On Friday (15 September), hundreds gathered for Edith Windsor’s funeral, including Hillary Clinton, who gave a beautiful eulogy.
Windsor, an LGBTI icon and activist, passed away last week at 88. The community is still feeling the ripples of her loss and all she gave us.
In 2013, Windsor successfully fought for her rights at the Supreme Court. The result of her case, United States v. Windsor, ended the Defense of Marriage Act. She was an activist within the community long before and after this.
Shortly after her death, former President Barack Obama wrote a loving tribute to Windsor, fondly known as Edie.
This time, it was recent presidential candidate Hillary Clinton’s turn.

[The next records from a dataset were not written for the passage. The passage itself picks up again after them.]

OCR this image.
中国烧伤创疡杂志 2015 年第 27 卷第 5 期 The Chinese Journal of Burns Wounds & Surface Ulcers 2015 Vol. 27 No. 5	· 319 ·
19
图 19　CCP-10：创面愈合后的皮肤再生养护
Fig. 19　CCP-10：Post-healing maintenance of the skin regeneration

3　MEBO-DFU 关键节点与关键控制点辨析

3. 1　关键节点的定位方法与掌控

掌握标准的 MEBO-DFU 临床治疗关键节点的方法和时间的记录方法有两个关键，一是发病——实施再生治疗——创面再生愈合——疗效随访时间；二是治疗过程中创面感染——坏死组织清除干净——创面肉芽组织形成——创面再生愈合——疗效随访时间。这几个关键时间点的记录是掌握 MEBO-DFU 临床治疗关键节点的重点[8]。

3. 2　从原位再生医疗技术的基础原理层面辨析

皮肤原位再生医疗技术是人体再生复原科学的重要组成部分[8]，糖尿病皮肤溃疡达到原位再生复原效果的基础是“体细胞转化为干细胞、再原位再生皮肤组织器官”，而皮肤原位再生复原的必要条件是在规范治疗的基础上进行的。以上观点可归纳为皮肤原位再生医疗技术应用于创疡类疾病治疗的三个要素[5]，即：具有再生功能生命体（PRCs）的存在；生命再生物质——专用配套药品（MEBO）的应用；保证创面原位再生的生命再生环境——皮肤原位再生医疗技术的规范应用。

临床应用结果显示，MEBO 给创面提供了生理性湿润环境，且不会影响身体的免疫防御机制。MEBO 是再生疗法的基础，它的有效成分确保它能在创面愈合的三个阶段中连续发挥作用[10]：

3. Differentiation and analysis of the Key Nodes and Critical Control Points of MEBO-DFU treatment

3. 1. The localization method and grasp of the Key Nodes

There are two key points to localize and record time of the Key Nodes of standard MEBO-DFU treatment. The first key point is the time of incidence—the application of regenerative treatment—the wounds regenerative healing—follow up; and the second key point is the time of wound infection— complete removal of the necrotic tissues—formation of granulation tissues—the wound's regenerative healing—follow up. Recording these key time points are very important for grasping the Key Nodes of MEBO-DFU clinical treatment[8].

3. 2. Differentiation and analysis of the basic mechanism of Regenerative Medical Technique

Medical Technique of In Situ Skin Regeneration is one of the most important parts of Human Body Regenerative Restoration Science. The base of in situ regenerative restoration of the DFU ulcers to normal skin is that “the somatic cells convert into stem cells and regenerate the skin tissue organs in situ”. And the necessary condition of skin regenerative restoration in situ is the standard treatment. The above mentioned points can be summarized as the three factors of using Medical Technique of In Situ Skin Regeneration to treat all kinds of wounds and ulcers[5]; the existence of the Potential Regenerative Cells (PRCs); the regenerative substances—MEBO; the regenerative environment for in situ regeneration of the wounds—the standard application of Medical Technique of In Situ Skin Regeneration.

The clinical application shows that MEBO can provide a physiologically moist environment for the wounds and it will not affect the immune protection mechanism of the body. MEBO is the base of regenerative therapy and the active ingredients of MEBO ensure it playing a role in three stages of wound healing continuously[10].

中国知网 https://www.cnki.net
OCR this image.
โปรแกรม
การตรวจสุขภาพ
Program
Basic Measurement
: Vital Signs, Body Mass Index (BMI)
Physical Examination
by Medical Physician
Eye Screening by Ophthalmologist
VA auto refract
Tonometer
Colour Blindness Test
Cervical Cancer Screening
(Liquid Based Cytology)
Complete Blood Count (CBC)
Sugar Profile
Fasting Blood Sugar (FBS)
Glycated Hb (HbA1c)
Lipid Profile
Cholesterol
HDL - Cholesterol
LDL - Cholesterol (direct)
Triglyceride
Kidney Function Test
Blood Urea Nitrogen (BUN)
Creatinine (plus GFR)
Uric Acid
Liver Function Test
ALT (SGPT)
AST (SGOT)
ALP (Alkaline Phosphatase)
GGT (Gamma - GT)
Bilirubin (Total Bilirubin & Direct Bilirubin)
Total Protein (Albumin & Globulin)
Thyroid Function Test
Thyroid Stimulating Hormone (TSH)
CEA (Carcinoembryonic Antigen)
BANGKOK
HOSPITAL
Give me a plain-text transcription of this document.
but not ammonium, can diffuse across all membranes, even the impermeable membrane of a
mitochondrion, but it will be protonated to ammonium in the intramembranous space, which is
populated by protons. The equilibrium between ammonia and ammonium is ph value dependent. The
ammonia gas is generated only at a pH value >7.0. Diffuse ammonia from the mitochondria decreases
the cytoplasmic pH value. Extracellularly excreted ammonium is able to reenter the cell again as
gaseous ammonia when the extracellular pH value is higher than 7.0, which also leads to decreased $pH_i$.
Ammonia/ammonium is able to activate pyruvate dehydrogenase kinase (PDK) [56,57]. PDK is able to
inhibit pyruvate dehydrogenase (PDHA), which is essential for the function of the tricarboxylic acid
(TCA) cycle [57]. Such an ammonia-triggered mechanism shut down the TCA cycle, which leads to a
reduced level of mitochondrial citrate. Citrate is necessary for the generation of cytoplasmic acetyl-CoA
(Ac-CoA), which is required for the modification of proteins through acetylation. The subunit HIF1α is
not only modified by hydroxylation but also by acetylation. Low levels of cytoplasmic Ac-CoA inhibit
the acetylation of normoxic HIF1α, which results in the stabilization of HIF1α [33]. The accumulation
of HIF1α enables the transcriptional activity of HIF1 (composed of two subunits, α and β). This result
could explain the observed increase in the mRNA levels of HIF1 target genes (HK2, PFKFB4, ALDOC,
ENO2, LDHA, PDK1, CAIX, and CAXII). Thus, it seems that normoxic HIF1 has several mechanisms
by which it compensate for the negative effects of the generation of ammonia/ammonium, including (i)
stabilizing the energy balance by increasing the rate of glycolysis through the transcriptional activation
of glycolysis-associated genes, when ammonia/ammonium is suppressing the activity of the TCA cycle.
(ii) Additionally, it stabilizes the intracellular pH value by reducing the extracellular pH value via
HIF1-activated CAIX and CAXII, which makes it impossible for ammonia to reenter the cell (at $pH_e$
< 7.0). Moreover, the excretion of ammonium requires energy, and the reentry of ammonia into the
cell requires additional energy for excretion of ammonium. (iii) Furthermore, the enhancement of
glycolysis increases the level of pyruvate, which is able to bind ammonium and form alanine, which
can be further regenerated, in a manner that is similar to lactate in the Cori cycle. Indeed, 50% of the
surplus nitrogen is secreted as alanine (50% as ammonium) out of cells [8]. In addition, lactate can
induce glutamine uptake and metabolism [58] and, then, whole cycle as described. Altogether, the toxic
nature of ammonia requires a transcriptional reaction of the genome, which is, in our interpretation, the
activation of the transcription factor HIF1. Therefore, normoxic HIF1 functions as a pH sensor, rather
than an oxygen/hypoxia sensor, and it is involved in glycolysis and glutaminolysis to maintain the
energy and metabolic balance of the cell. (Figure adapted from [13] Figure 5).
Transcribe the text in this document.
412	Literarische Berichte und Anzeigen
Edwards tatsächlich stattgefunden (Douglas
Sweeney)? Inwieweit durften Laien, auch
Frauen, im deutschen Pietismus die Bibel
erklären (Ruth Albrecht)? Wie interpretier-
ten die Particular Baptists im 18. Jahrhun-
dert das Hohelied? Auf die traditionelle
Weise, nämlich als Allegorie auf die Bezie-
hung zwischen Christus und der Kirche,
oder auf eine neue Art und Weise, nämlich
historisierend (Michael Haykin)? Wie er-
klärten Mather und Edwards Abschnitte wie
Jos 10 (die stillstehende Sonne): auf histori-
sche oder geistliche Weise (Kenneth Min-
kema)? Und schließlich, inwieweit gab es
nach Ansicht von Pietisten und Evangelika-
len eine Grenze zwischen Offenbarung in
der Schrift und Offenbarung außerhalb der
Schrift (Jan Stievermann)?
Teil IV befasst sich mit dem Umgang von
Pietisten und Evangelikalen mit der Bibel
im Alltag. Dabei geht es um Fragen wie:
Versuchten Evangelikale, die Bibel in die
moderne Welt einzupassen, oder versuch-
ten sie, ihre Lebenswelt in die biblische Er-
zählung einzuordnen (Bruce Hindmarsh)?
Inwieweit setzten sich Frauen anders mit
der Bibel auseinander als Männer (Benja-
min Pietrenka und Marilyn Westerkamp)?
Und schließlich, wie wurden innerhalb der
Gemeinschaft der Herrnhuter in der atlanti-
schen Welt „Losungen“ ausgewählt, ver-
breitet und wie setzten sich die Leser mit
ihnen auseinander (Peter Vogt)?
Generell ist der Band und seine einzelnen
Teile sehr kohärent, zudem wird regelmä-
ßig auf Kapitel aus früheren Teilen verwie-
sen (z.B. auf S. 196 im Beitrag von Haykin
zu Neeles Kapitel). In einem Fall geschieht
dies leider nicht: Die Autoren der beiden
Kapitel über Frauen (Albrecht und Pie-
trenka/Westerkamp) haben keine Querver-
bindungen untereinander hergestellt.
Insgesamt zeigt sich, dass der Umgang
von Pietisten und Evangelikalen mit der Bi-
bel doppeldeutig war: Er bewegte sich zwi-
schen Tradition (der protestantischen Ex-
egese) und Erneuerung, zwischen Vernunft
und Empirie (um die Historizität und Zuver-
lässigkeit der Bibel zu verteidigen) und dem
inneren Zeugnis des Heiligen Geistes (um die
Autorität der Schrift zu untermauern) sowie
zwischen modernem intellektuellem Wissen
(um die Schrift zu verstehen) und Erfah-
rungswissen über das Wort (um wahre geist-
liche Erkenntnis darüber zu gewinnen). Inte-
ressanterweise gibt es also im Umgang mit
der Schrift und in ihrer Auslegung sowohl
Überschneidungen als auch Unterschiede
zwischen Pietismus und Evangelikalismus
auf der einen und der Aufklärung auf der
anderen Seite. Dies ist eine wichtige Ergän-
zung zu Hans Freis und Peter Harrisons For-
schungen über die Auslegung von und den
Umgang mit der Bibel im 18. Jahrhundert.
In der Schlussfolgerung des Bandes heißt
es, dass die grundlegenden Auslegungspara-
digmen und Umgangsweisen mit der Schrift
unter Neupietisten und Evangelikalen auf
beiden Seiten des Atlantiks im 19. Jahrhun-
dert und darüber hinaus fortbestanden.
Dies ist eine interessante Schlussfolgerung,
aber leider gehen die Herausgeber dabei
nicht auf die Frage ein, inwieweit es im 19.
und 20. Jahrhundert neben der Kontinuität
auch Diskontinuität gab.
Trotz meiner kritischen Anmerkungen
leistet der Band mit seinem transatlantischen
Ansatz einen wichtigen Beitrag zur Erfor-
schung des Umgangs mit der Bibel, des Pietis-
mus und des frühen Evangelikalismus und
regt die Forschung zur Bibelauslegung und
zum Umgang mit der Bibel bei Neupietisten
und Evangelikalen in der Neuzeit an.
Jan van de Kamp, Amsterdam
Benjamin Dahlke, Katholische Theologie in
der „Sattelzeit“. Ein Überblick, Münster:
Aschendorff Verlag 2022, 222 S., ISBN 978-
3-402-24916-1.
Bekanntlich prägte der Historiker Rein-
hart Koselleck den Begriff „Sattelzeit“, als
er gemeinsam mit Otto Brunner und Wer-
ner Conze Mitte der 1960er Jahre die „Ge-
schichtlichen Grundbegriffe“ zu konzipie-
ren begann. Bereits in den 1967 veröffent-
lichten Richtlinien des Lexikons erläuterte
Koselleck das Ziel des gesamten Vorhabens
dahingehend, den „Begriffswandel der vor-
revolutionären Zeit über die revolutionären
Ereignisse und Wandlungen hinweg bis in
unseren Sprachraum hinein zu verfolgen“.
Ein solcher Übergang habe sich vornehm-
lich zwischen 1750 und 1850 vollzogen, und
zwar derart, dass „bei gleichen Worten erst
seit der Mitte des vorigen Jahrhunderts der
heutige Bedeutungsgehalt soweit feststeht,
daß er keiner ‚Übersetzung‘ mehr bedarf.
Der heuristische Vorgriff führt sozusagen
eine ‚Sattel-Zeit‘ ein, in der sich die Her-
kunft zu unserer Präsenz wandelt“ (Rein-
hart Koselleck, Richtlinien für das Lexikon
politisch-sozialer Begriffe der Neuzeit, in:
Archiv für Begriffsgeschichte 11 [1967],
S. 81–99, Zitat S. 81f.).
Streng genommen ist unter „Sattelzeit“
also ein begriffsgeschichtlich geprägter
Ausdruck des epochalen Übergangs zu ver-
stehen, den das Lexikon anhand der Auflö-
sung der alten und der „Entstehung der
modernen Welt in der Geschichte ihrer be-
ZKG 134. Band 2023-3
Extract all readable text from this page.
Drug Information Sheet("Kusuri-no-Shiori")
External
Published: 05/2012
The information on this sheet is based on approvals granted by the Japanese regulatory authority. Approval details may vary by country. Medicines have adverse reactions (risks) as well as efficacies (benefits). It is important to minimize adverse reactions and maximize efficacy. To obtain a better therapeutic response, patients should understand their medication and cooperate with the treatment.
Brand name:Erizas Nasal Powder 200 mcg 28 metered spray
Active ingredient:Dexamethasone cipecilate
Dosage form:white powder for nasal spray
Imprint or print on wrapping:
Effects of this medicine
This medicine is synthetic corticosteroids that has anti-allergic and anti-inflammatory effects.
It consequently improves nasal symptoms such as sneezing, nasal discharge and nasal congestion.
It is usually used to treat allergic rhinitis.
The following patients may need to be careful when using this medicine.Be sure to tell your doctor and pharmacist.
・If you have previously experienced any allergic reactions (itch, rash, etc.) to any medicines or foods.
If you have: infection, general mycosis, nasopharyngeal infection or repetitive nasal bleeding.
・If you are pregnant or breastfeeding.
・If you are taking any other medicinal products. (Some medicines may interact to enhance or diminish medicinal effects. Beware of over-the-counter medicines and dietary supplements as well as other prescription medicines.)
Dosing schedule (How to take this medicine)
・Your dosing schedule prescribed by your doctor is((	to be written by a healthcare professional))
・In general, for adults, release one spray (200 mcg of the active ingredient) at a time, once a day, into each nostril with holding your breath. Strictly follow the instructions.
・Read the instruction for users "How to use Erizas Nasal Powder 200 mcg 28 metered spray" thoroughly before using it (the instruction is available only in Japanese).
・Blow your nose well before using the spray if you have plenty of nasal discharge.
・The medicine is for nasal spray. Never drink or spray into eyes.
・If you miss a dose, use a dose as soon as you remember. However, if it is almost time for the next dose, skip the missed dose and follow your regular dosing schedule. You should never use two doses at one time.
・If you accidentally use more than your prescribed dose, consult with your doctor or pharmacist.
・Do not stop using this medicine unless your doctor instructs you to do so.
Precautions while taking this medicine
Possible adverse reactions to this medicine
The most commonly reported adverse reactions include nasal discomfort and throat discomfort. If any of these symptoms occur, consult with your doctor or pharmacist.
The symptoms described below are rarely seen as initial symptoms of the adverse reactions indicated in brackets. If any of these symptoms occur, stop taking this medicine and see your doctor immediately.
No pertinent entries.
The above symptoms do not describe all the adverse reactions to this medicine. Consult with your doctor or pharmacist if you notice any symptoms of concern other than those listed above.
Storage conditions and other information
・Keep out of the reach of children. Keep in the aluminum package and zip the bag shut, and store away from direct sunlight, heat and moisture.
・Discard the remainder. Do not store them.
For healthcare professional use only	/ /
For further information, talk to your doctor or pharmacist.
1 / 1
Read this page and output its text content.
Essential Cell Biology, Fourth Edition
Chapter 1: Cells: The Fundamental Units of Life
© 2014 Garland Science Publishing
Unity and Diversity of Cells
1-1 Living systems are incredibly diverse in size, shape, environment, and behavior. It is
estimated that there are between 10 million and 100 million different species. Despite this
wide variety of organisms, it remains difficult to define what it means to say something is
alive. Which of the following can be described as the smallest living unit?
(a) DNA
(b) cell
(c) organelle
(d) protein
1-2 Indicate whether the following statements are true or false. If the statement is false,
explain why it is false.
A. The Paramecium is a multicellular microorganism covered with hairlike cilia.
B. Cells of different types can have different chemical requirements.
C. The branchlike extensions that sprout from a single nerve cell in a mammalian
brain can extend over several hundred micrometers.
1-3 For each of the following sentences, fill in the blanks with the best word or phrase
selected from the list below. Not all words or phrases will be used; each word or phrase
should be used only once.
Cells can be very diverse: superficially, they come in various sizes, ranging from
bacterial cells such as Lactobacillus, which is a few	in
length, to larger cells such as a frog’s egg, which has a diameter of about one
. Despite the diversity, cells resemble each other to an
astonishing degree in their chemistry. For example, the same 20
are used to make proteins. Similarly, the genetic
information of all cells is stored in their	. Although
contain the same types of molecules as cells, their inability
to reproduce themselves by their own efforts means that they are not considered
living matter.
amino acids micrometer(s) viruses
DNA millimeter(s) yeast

She was one of many to speak about the legacy Windsor left behind. Her nearly 14-minute speech is definitely worth a listen.
‘Doesn’t it feel great to be here, to honor and remember someone who had such a positive, lasting influence on the country and the world?’ She began, continuing the sentiments of celebrating life the service saw.
‘I didn’t know Edie as well as those who have spoken… but I do know what Edie means to America,’ she continued, channeling the leadership shown throughout her career. ‘Not only to our history, but to our present and our future. All week long we’ve seen this immense outpouring of love and gratitude to Edie.’
Clinton’s speech acknowledged the various boundaries Windsor challenged. Not just with the Supreme Court case, but in other ways too, like living on her own, divorced, at 23 in New York City — ‘practically unheard of in those days’.
Near the end, Clinton used Windsor’s example to call on America to resist and fight.
‘She refused to give up on the promise of America. There wasn’t a cynical, defeatist bone in her body. That’s especially important for us to remember now,’ she said. ‘Through her determination and sheer force of will, she brought us another step closer to that more perfect union. Now, in this moment when so much hard-fought progress is hanging in the balance, it is up to all of us to pick up where she left off.’